Quote: “The only evidence that the baroness’s heirs have offered to date in support of their relative’s authorship of Ali and Nino is that the alias “Kurban Said” in 1937 was registered in Elfriede von Ehrenfels’s name.”
Well, “to date” is unfortunately out-dated. They’re not saying anymore that auntie Friedel wrote the book, they simply point at the fact that the contract bears her name – and this is true.
They’re now putting it it this way: “We do not know who of the two, E.B. and aunt Elfriede, wrote what and how much, but the contract is in her name, so the money is ours.”
That story will have to be told elsewhere.
Last third of first paragraph, the question of Çemenzeminli.
I will try to make this as short as possible, because this has become an awfully loaded topic.
After Random House had published the book in April 1971, newspapers printed book reviews of the novel. Two exiled Azerbaijanis in Washington D.C. were astounded at this book, the places, names, streets, history, all were real to them. They tried to make sense of the question who was behind “Kurban Said”. So they simply concluded it could only have been Çemenzeminli – who had been the professor for literature of one of the two now-Washingtoners: Mustafa Türkekul. They wrote to Random House. After the Random House editor Charlotte Mayerson talked to them, she informed the New York Times which wrote about this “discovery”.

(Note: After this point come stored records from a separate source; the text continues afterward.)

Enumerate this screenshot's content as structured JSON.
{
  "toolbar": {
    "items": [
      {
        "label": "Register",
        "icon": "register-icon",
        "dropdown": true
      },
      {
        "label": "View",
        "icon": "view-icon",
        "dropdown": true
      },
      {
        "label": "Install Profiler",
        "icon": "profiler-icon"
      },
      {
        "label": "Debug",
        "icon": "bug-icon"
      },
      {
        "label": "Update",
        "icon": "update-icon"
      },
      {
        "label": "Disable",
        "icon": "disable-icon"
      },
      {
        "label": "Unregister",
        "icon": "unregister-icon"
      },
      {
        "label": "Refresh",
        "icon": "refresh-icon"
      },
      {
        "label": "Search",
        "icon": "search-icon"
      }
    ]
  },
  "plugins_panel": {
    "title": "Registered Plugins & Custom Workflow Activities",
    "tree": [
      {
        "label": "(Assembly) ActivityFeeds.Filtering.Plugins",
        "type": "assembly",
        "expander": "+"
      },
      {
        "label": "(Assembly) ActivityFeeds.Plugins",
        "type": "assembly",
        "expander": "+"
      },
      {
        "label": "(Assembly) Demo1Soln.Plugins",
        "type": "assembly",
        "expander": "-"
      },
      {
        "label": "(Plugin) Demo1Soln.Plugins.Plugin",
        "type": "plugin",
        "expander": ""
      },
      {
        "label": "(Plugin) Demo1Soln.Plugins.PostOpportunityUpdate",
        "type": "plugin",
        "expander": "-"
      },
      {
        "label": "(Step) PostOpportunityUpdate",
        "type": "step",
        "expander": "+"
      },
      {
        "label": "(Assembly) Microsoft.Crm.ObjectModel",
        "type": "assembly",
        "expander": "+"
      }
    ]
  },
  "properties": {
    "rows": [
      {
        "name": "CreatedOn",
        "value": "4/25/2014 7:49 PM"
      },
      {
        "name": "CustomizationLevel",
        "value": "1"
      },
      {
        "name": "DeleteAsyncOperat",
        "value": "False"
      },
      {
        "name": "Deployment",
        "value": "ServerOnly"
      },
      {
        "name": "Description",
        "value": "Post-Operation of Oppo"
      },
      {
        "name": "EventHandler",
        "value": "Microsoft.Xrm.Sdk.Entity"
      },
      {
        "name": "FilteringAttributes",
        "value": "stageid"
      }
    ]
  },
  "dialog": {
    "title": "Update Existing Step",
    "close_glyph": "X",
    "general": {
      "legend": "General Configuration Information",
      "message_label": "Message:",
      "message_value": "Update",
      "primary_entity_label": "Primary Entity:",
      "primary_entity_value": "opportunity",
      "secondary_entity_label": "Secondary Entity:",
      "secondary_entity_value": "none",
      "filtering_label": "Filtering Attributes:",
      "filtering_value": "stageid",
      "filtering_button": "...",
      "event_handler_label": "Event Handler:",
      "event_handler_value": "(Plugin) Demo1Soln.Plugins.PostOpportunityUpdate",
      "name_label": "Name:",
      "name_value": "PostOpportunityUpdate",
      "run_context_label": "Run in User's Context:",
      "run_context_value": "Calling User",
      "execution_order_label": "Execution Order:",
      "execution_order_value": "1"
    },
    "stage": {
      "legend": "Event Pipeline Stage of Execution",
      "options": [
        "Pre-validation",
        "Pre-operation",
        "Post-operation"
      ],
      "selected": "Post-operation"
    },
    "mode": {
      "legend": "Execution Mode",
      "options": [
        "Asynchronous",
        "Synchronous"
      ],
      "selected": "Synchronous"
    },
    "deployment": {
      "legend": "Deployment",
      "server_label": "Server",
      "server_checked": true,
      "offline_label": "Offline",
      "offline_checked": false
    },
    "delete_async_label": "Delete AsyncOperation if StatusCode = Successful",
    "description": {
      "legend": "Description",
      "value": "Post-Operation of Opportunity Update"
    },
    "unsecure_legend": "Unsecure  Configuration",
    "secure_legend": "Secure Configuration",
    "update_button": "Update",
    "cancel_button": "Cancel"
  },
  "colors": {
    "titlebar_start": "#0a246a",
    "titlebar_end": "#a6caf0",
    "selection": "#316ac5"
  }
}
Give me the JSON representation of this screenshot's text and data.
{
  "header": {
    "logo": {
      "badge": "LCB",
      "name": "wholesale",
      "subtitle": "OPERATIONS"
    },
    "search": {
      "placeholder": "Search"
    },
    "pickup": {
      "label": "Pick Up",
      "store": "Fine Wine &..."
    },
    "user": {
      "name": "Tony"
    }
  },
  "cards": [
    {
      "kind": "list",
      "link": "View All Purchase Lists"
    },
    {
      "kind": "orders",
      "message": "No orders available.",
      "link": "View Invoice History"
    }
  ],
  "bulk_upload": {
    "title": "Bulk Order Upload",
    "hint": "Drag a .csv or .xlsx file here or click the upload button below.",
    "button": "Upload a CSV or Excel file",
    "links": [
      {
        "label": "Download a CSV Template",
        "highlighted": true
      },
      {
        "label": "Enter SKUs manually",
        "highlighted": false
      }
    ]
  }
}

But also two other people who were eager newspaper readers, Alexander Brailow (Essad Beys classmate in the Berlin years) and Hertha Pauli (Essad Bey’s literary agent in the Vienna years) wrote to the newspapers and/or the publisher giving their story, both stating that “Kurban Said” was Essad Bey.
Their testimony weighed much heavier from the beginning, but the Çemenzeminli theory was born and slowly made its way eastwards – via Turkey to Azerbaijan.
Çemenzeminli has NOT written the book, no matter what Betty Blair says. As far as I am concerned she can stand on her head, wiggle her ears, and sound the mantra “Çemenzeminli” for the next 100 years – she is mistaken. More about her and her unfortunate publication in my review on this blog.
The whole Çemenzeminli-idea was simply the fabrication of two exiled Azerbaijanis who tried to make sense out of this pseudonym – nothing wrong about it!
After all, they were interested and concerned. Unfortunately they were mistaken. The only real mistake they made is that they later INSISTED it must have been like that, no matter what.
More about this story in my forthcoming book.
12th line from above:
Quote: “… he died at the age of 37 on August 27, 1942”
Because he was born on 20 October 1905 he still was 36.
Quote: “… Öl und Blut im Orient, his most successful book …”
Which one of his books his most successful one was remains to be researched. At least in the German speaking countries, Flüssiges Gold (Liquid Gold) was far more successful. That can easily be determined by the copyright page of the 2nd Swiss edition. But one would have to compare the international editions – of which there were quite a few of Öl and Blut, and Flüssiges Gold was never translated into English.
Stalin was perhaps even more successfull.
But nevertheless Öl und Blut im Orient was indeed successful.
Footnote 2 and 5, about the Wikipedia entry to Ali and Nino.
I can only refer to my forthcoming criticism of Betty Blair’s plentiful shenanigans.